2016/09/20 のログ
ご案内:「常世保健病院」に滝川 浩一さんが現れました。
■滝川 浩一 > 病院の中庭。
時刻は正午と言ったところか。整備された道を歩き、噴水を眺めるパジャマ姿の少年が居た。
別に松葉杖をついている訳でも車いすに乗っている訳でもステンレス製のイルリガートル台を押しビタミンCを点滴している訳でもないが
れっきとしたこの病院の患者である。
その証拠として身体には包帯を巻いているし、傷もまだ完全に塞がってはいない。
普通なら病室で絶対安静の身なのだが、看護師さんやお医者さんに無理を言って外に出してもらった。
いつまでも病室に籠っていると身体が訛っていくし退屈だ。それに怠けた生活が続くと退院してもその生活が続くという不安があった。
その為に外に出してもらったのだが病舎と中庭だけしか行動してはいけないということと短時間しか行動できないという制約を課せられてしまった。
自分はその条件を飲み、病室から脱出したのだが…
あれだ。いざ外に出ても大してやる事がない。
頭を抱え、ため息をつくと木陰にあるベンチへ座る。
■滝川 浩一 > ベンチに深く腰掛け、中庭の景色を眺める。
中庭には看護師さんに押される車椅子の患者や、リハビリの先生らしき若い男性と歩く年配の患者さん、
スタンドを押し、点滴をしながら歩く患者が目に入った。
それぞれが噴水や花壇に植えられている花を見て、会話を楽しんでいる。
「…病院内で友達でも作っときゃよかった」
その光景を見て、病室が個室であることに頭を抱える。
緊急で入院したことも相まって、病床の帳尻が合わなかったのか、個室孤独√まっしぐらだ。
「というか、そもそも友達も多くねぇしなぁ」
眉間に人差し指を当て、目を瞑ると険しい表情へと変わる。
■滝川 浩一 > 「…友達かぁ」
いや、よく考えたら増えた方である。
田舎では同年代の友達など2人くらいだった。そのうち1人は友達とはあまり呼びたくないが…
その2人という数字に比べれば今の俺の対人関係はそう悪くはない。
学校の中心人物という訳でもなく、いじめられてるわけでもない。
まぁ、上手くやってるだろう。
ポケットからグミの袋を取り出して、中身を食べる。
酸っぱいグミらしく、食べた途端口を窄める。
■滝川 浩一 > 「すっぱ!」
そう言いつつもグミを食べるのをやめない。
幼いころからお気に入りのグミなのだろう。
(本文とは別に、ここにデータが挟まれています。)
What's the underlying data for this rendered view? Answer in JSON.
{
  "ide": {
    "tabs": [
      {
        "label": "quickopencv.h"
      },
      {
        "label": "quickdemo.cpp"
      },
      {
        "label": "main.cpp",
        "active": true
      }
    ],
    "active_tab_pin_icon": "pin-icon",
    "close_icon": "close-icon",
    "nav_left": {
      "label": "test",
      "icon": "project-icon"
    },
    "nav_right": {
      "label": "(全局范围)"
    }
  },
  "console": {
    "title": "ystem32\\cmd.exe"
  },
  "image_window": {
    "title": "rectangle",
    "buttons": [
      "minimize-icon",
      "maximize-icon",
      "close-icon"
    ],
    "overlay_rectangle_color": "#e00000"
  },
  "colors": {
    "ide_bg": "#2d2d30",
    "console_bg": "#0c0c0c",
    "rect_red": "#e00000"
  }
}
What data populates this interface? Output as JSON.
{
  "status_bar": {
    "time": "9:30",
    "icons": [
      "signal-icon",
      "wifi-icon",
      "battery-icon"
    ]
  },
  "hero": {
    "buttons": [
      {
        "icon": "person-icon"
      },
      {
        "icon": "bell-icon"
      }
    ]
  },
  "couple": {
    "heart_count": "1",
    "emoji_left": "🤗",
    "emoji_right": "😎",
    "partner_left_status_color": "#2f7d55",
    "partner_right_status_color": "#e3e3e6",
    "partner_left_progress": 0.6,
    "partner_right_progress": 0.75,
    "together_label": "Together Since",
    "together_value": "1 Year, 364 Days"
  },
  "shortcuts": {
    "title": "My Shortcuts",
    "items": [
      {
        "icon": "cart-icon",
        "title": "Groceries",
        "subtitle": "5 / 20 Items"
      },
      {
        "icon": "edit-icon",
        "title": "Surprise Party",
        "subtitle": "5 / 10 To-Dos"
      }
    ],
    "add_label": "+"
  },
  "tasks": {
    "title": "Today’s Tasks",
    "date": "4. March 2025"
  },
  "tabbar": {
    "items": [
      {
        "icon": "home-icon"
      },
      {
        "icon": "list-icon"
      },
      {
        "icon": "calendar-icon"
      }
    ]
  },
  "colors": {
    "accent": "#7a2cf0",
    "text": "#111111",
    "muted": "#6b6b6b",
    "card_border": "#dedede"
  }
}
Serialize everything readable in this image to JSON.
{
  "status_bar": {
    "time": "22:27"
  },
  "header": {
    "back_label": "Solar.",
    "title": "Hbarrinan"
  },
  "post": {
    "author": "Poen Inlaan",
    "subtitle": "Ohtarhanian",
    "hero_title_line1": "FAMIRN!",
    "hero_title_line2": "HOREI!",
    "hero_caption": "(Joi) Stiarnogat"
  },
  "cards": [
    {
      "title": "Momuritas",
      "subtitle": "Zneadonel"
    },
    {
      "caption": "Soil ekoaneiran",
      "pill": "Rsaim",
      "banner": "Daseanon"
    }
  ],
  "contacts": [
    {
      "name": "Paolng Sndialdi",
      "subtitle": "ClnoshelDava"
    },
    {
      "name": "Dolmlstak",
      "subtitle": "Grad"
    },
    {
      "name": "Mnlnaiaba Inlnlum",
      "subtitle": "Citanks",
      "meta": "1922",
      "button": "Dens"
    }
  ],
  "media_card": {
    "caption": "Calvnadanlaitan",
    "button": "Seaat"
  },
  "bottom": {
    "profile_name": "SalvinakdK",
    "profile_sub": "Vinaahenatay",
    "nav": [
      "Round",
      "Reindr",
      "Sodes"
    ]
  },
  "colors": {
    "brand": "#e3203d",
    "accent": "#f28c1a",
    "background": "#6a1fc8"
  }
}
この味が癖になると言った奴だ。
グミを半分ほど食べると袋を丸めポケットに仕舞う。
「ふぅ~…さて…」
時計を見る。まだ時間には余裕があるものの、やる事がない故に戻ろうかと考える。
今度はやる事を考えておこうと肝に銘じ、ベンチから立ち上がり歩き出す。
病舎を周り、病室に戻ろうと歩を進めた。
ご案内:「常世保健病院」から滝川 浩一さんが去りました。